Przeszukując google niestety nie znalazłam odp. Na moje pytania, toteż pozwalam sobie napisać. ;)
Po 1 - Czy jeżeli po treningu HIIT nie czuje mdłości to znaczy, że nie wykonałam go zgodnie z założeniami?
Ćwiczyłam 5 serii po 5 ćwiczeń. W serii dwa z ciężarami (10kg). Wysoką intensywność robiłam 30 sek., A niską 15 sek.. Z każdą serią wyciskałam z siebie wszystko, ale widziałam, że robię coraz mniej pełne powtórzenia, bo nie dawałam rady (np.: Pompki pełne w 1 serii, a w 5 już pół pełne). Kiedy skończyłam byłam mocno zdyszana, ale o mdłościach nie było mowy,za to widziałam za mgłą i czułam się "zamulona". O ile coś jest nie tak - jakie zmiany powinnam poczynić?
Jeśli chodzi o mój staż - z ruchem mam do czynienia ok.7 lat, pierwsze lata to mnóstwo aerobów, później spokojne hopsanie z hantlami, długa przerwa, ale ruch przez większość dnia (niska intensywność), chwilę temu ćwiczenia siłowe, a teraz chciałam przejść do interwałów na trochę (krótka redukcja).

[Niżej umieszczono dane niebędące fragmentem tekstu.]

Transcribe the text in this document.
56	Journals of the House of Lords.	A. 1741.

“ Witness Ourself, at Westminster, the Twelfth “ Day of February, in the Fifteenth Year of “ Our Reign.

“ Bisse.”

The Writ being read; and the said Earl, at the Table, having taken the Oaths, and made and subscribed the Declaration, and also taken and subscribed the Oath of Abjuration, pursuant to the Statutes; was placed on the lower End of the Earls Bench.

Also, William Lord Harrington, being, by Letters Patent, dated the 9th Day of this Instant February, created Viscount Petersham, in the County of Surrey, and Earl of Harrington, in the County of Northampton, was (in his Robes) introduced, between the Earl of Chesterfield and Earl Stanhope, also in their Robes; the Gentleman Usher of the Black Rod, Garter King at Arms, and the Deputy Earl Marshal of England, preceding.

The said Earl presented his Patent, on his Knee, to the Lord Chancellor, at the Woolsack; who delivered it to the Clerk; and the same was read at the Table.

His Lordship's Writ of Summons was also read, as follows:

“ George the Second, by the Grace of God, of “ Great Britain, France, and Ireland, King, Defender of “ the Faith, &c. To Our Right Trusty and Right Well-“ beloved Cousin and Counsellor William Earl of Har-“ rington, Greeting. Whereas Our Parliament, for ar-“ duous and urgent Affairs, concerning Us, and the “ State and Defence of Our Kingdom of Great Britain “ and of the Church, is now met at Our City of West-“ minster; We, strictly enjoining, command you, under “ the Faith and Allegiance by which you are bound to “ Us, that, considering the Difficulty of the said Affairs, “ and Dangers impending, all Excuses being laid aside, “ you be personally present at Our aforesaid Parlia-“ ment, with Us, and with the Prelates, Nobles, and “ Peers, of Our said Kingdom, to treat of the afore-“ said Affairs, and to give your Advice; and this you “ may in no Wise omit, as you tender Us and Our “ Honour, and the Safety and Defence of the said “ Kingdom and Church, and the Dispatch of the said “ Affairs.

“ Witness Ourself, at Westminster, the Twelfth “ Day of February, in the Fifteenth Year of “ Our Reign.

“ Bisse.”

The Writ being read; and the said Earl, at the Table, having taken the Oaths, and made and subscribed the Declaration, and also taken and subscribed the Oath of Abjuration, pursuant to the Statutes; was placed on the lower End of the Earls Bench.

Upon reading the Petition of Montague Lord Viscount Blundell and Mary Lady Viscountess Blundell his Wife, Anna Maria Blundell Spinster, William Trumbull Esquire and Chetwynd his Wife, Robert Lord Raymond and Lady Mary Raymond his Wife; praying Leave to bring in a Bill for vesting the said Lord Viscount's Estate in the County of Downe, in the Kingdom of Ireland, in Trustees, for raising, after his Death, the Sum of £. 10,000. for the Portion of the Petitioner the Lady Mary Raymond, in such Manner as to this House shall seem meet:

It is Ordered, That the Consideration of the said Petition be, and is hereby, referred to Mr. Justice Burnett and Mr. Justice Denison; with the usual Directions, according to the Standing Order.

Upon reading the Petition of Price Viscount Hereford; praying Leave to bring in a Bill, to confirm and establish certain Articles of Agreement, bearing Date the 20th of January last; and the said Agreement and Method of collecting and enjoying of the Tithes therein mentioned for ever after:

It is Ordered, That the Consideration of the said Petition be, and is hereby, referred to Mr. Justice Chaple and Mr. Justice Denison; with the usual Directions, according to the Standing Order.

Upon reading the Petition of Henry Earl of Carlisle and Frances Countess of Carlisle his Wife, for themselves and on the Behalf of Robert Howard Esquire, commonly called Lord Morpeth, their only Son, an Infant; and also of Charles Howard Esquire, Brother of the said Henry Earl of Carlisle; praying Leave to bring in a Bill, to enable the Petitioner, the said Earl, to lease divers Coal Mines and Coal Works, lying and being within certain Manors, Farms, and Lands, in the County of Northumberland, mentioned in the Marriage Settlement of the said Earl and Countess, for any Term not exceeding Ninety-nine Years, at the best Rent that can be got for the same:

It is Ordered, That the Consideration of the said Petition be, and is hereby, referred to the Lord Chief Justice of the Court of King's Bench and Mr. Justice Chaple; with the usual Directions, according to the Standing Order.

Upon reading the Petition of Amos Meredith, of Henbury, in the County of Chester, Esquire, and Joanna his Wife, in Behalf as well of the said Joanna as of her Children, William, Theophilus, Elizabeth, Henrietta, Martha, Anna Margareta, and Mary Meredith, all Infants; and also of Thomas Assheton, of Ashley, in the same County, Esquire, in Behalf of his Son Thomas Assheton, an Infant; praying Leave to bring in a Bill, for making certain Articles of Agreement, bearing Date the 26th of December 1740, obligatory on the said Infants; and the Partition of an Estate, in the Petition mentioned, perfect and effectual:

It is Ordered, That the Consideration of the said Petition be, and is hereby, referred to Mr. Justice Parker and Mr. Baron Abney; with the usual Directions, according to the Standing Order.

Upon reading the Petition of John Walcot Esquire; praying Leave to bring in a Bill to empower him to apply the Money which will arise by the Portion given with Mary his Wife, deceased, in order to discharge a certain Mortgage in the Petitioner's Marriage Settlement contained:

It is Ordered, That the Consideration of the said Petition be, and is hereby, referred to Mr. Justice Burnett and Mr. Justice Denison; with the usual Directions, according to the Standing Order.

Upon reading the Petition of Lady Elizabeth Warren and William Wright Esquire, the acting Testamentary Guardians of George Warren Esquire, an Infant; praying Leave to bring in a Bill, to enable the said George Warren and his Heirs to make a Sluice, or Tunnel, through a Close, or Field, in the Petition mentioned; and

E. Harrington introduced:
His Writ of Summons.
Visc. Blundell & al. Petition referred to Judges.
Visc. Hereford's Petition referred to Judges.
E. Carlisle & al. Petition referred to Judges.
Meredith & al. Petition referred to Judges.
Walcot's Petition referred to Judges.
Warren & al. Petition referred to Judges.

Po 2 - Nie piję, nie palę, nie biorę, ale... Jestem uzależniona od ruchu. ;) Z tego względu chciałam wiedzieć czy mogę robić aeroby po 30 minut codziennie + 3-4 dni w tyg. HIIT (bo z tego co wiem więcej nie można ze względu na długość tlenowy - regenerację), nie tracąc tkanki mięśniowej, czy jest to niemożliwe? Jeżeli tak, to mam jakieś alternatywy?
Dziękuję wytrwałym za przeczytanie moich wywodów i proszę o pomoc. ;)
Pozdrawiam,
Paulina.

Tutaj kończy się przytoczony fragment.